Still, it was a familiar shape that I could trace in my sleep because I’d studied it in the mirror—cursing it—for nearly my entire life.

“Zaridan chose her rider well,” I told Lygath, feeling a smile stretch over my lips. “Sarkin is…he’s…”

I didn’t know if there was a single word that could describe him aptly.

“He was the best choice she could make,” I said finally, thinking that I felt that way too about him. “He’s a good leader to his people. Fair but honorable. And he has a kind heart, though he holds it close. Your sister chose well. She loves him. And so do I.”

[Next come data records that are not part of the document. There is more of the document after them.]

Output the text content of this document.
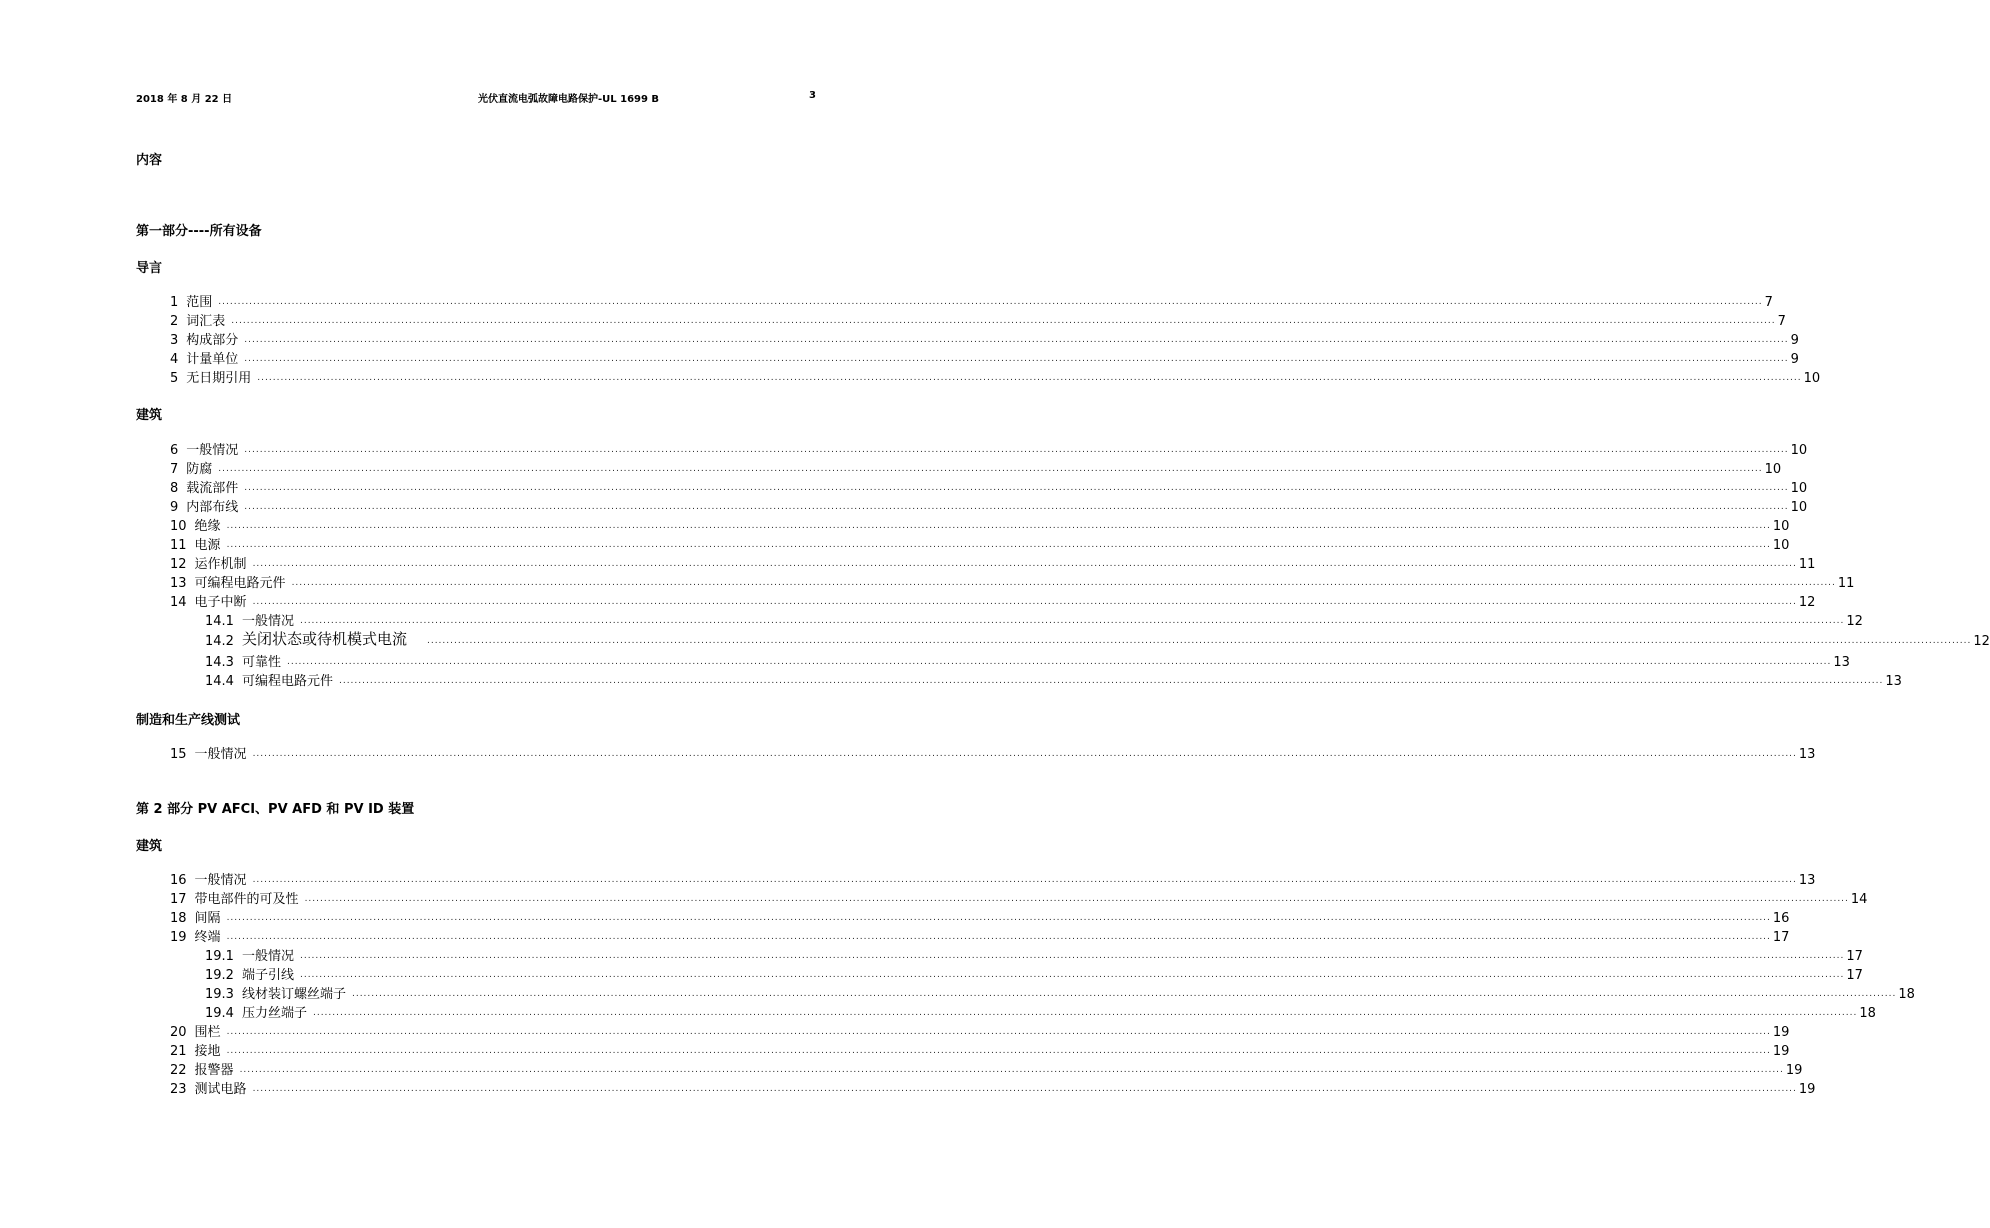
2018 年 8 月 22 日	光伏直流电弧故障电路保护-UL 1699 B	3
内容
第一部分----所有设备
导言
建筑
制造和生产线测试
第 2 部分 PV AFCI、PV AFD 和 PV ID 装置
建筑
1 范围 ................................................................................................................................................................................................................................................................................................................................................................................................................ 7
2 词汇表 ................................................................................................................................................................................................................................................................................................................................................................................................................ 7
3 构成部分 ................................................................................................................................................................................................................................................................................................................................................................................................................ 9
4 计量单位 ................................................................................................................................................................................................................................................................................................................................................................................................................ 9
5 无日期引用 ................................................................................................................................................................................................................................................................................................................................................................................................................ 10
6 一般情况 ................................................................................................................................................................................................................................................................................................................................................................................................................ 10
7 防腐 ................................................................................................................................................................................................................................................................................................................................................................................................................ 10
8 载流部件 ................................................................................................................................................................................................................................................................................................................................................................................................................ 10
9 内部布线 ................................................................................................................................................................................................................................................................................................................................................................................................................ 10
10 绝缘 ................................................................................................................................................................................................................................................................................................................................................................................................................ 10
11 电源 ................................................................................................................................................................................................................................................................................................................................................................................................................ 10
12 运作机制 ................................................................................................................................................................................................................................................................................................................................................................................................................ 11
13 可编程电路元件 ................................................................................................................................................................................................................................................................................................................................................................................................................ 11
14 电子中断 ................................................................................................................................................................................................................................................................................................................................................................................................................ 12
14.1 一般情况 ................................................................................................................................................................................................................................................................................................................................................................................................................ 12
14.2 关闭状态或待机模式电流	................................................................................................................................................................................................................................................................................................................................................................................................................ 12
14.3 可靠性 ................................................................................................................................................................................................................................................................................................................................................................................................................ 13
14.4 可编程电路元件 ................................................................................................................................................................................................................................................................................................................................................................................................................ 13
15 一般情况 ................................................................................................................................................................................................................................................................................................................................................................................................................ 13
16 一般情况 ................................................................................................................................................................................................................................................................................................................................................................................................................ 13
17 带电部件的可及性 ................................................................................................................................................................................................................................................................................................................................................................................................................ 14
18 间隔 ................................................................................................................................................................................................................................................................................................................................................................................................................ 16
19 终端 ................................................................................................................................................................................................................................................................................................................................................................................................................ 17
19.1 一般情况 ................................................................................................................................................................................................................................................................................................................................................................................................................ 17
19.2 端子引线 ................................................................................................................................................................................................................................................................................................................................................................................................................ 17
19.3 线材装订螺丝端子 ................................................................................................................................................................................................................................................................................................................................................................................................................ 18
19.4 压力丝端子 ................................................................................................................................................................................................................................................................................................................................................................................................................ 18
20 围栏 ................................................................................................................................................................................................................................................................................................................................................................................................................ 19
21 接地 ................................................................................................................................................................................................................................................................................................................................................................................................................ 19
22 报警器 ................................................................................................................................................................................................................................................................................................................................................................................................................ 19
23 测试电路 ................................................................................................................................................................................................................................................................................................................................................................................................................ 19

The quiet confession felt easy slipping from my lips, especially to Lygath.

I took a deep breath and stood. The Elthika’s head raised to regard me, his eyes watchful as I approached, but he didn’t stand. He stayed in his position as I drew nearer and nearer.

“You smell like home. Like the wildlands. One day, I hope I’ll show them to you,” I cooed to him softly when I was close enough. I smiled, raking my eyes over him, observing the way his silver scales tapered to points like teeth. “You’re very beautiful.”